Urban Planning Key to unlocking City Treasures
Many cities and towns over the world have experienced tremendous growth over the years. This growth is attributed to among other contributing factors rapid urbanization, technological and infrastructural expansion and an economically empowered human populace. These developments often come with its fair share of challenges to the general scope of the city’s’ planning dynamics but doesn’t necessarily preponderate its resultant successes and benefits of such developments. Perhaps urbanization is the most transcendent factor to a host of challenges which range from inadequate housing for city dwellers, defective and inefficient transport and network linkages including a disarrange means of waste disposal.
According to World Bank parameters, 54% of the global population lives in urban areas today, and this trend is expected to continue and by 2045, the number of people living in cities will increase by 1.5 times to 6 billion, adding 2 billion more urban residents.It further notes that with more than 80% of global GDP generated in cities, urbanization can contribute to sustainable growth if managed well by increasing productivity, allowing innovation and new ideas to emerge.
There have been calls globally on the need to build cities that work, ‘work‘ in the sense that cities should be safe, inclusive, resilient and sustainable. The Sustainable Development goals with a collection of 17 global goals passed by the UN in 2015 sets ground for ‘Making cities and human settlements safe, inclusive, resilient and sustainable’ That’s Sustainable Cities and Communities. This goal is not stand alone vision but is coupled with a host of other SDG goals to make a city work.

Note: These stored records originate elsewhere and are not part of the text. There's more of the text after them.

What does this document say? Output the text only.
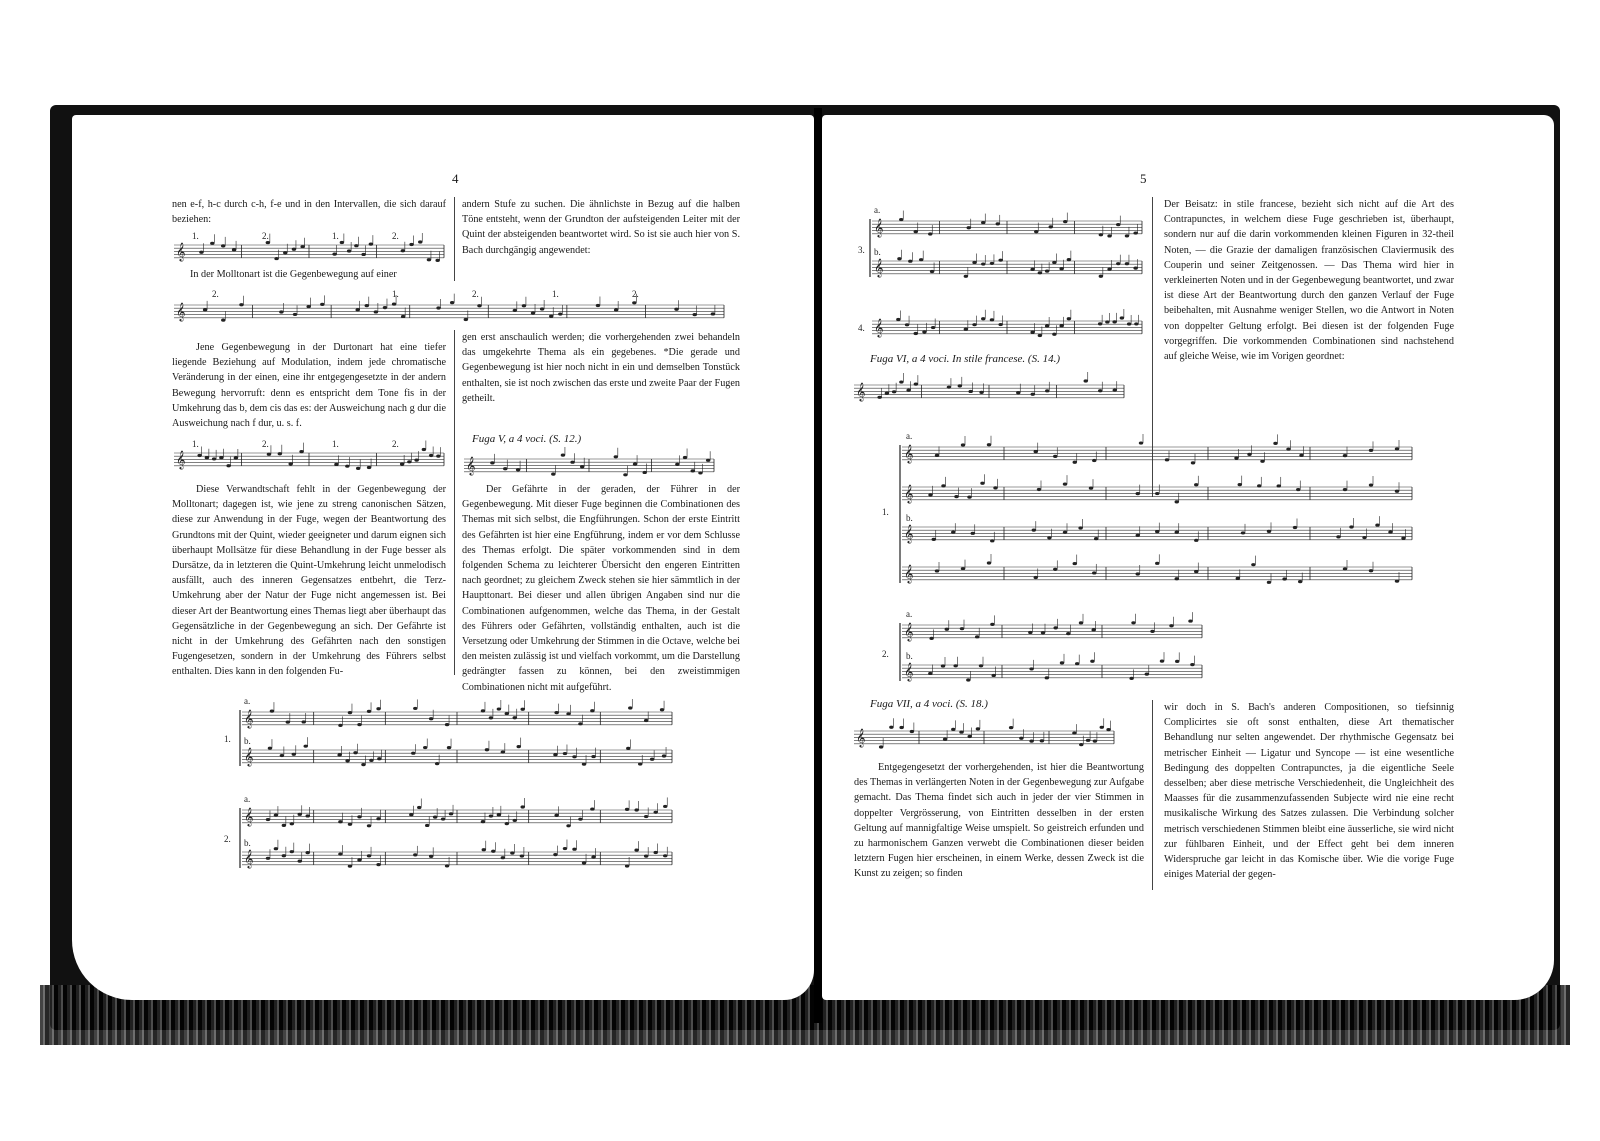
4
nen e-f, h-c durch c-h, f-e und in den Intervallen, die sich darauf beziehen:
𝄞
1.	2.	1.	2.
In der Molltonart ist die Gegenbewegung auf einer
andern Stufe zu suchen. Die ähnlichste in Bezug auf die halben Töne entsteht, wenn der Grundton der aufsteigenden Leiter mit der Quint der absteigenden beantwortet wird. So ist sie auch hier von S. Bach durchgängig angewendet:
𝄞
2.	1.	2.	1.	2.
Jene Gegenbewegung in der Durtonart hat eine tiefer liegende Beziehung auf Modulation, indem jede chromatische Veränderung in der einen, eine ihr entgegengesetzte in der andern Bewegung hervorruft: denn es entspricht dem Tone fis in der Umkehrung das b, dem cis das es: der Ausweichung nach g dur die Ausweichung nach f dur, u. s. f.
𝄞
1.	2.	1.	2.
Diese Verwandtschaft fehlt in der Gegenbewegung der Molltonart; dagegen ist, wie jene zu streng canonischen Sätzen, diese zur Anwendung in der Fuge, wegen der Beantwortung des Grundtons mit der Quint, wieder geeigneter und darum eignen sich überhaupt Mollsätze für diese Behandlung in der Fuge besser als Dursätze, da in letzteren die Quint-Umkehrung leicht unmelodisch ausfällt, auch des inneren Gegensatzes entbehrt, die Terz-Umkehrung aber der Natur der Fuge nicht angemessen ist. Bei dieser Art der Beantwortung eines Themas liegt aber überhaupt das Gegensätzliche in der Gegenbewegung an sich. Der Gefährte ist nicht in der Umkehrung des Gefährten nach den sonstigen Fugengesetzen, sondern in der Umkehrung des Führers selbst enthalten. Dies kann in den folgenden Fu-
gen erst anschaulich werden; die vorhergehenden zwei behandeln das umgekehrte Thema als ein gegebenes. *Die gerade und Gegenbewegung ist hier noch nicht in ein und demselben Tonstück enthalten, sie ist noch zwischen das erste und zweite Paar der Fugen getheilt.
Fuga V, a 4 voci. (S. 12.)
𝄞
Der Gefährte in der geraden, der Führer in der Gegenbewegung. Mit dieser Fuge beginnen die Combinationen des Themas mit sich selbst, die Engführungen. Schon der erste Eintritt des Gefährten ist hier eine Engführung, indem er vor dem Schlusse des Themas erfolgt. Die später vorkommenden sind in dem folgenden Schema zu leichterer Übersicht den engeren Eintritten nach geordnet; zu gleichem Zweck stehen sie hier sämmtlich in der Haupttonart. Bei dieser und allen übrigen Angaben sind nur die Combinationen aufgenommen, welche das Thema, in der Gestalt des Führers oder Gefährten, vollständig enthalten, auch ist die Versetzung oder Umkehrung der Stimmen in die Octave, welche bei den meisten zulässig ist und vielfach vorkommt, um die Darstellung gedrängter fassen zu können, bei den zweistimmigen Combinationen nicht mit aufgeführt.
𝄞
𝄞
𝄞
𝄞
a.
b.
1.
a.
b.
2.
5
𝄞
𝄞
𝄞
a.
b.
3.
4.
Der Beisatz: in stile francese, bezieht sich nicht auf die Art des Contrapunctes, in welchem diese Fuge geschrieben ist, überhaupt, sondern nur auf die darin vorkommenden kleinen Figuren in 32-theil Noten, — die Grazie der damaligen französischen Claviermusik des Couperin und seiner Zeitgenossen. — Das Thema wird hier in verkleinerten Noten und in der Gegenbewegung beantwortet, und zwar ist diese Art der Beantwortung durch den ganzen Verlauf der Fuge beibehalten, mit Ausnahme weniger Stellen, wo die Antwort in Noten von doppelter Geltung erfolgt. Bei diesen ist der folgenden Fuge vorgegriffen. Die vorkommenden Combinationen sind nachstehend auf gleiche Weise, wie im Vorigen geordnet:
Fuga VI, a 4 voci. In stile francese. (S. 14.)
𝄞
𝄞
𝄞
𝄞
𝄞
𝄞
𝄞
a.
b.
1.
a.
b.
2.
Fuga VII, a 4 voci. (S. 18.)
𝄞
Entgegengesetzt der vorhergehenden, ist hier die Beantwortung des Themas in verlängerten Noten in der Gegenbewegung zur Aufgabe gemacht. Das Thema findet sich auch in jeder der vier Stimmen in doppelter Vergrösserung, von Eintritten desselben in der ersten Geltung auf mannigfaltige Weise umspielt. So geistreich erfunden und zu harmonischem Ganzen verwebt die Combinationen dieser beiden letztern Fugen hier erscheinen, in einem Werke, dessen Zweck ist die Kunst zu zeigen; so finden
wir doch in S. Bach's anderen Compositionen, so tiefsinnig Complicirtes sie oft sonst enthalten, diese Art thematischer Behandlung nur selten angewendet. Der rhythmische Gegensatz bei metrischer Einheit — Ligatur und Syncope — ist eine wesentliche Bedingung des doppelten Contrapunctes, ja die eigentliche Seele desselben; aber diese metrische Verschiedenheit, die Ungleichheit des Maasses für die zusammenzufassenden Subjecte wird nie eine recht musikalische Wirkung des Satzes zulassen. Die Verbindung solcher metrisch verschiedenen Stimmen bleibt eine äusserliche, sie wird nicht zur fühlbaren Einheit, und der Effect geht bei dem inneren Widerspruche gar leicht in das Komische über. Wie die vorige Fuge einiges Material der gegen-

With glaring urban challenges, the scope of urban planning need to be explored internally to address these accompanying challenges. Urban planning is a technical and political process dealing with land use management in urban areas. Most cities still adopt conventional means of urban planning but in rapidly evolving world urban planning scenarios need to conform to technological patterns. For example, Urban planning techniques needs to be integrated with spatial management software’s like the Geo-spatial Information Systems implementation frameworks to allocate spaces, determine most probable land use scenarios together with the natural resource scope. The flat-out lesson for urban planners is to incorporate their systems with a variance of data providers and mapping technologies in order to make informed decisions in the management of the city in tandem with legislative instruments in place. Globally, nations are now exploring the concept of smart cities with Singapore leading the pact.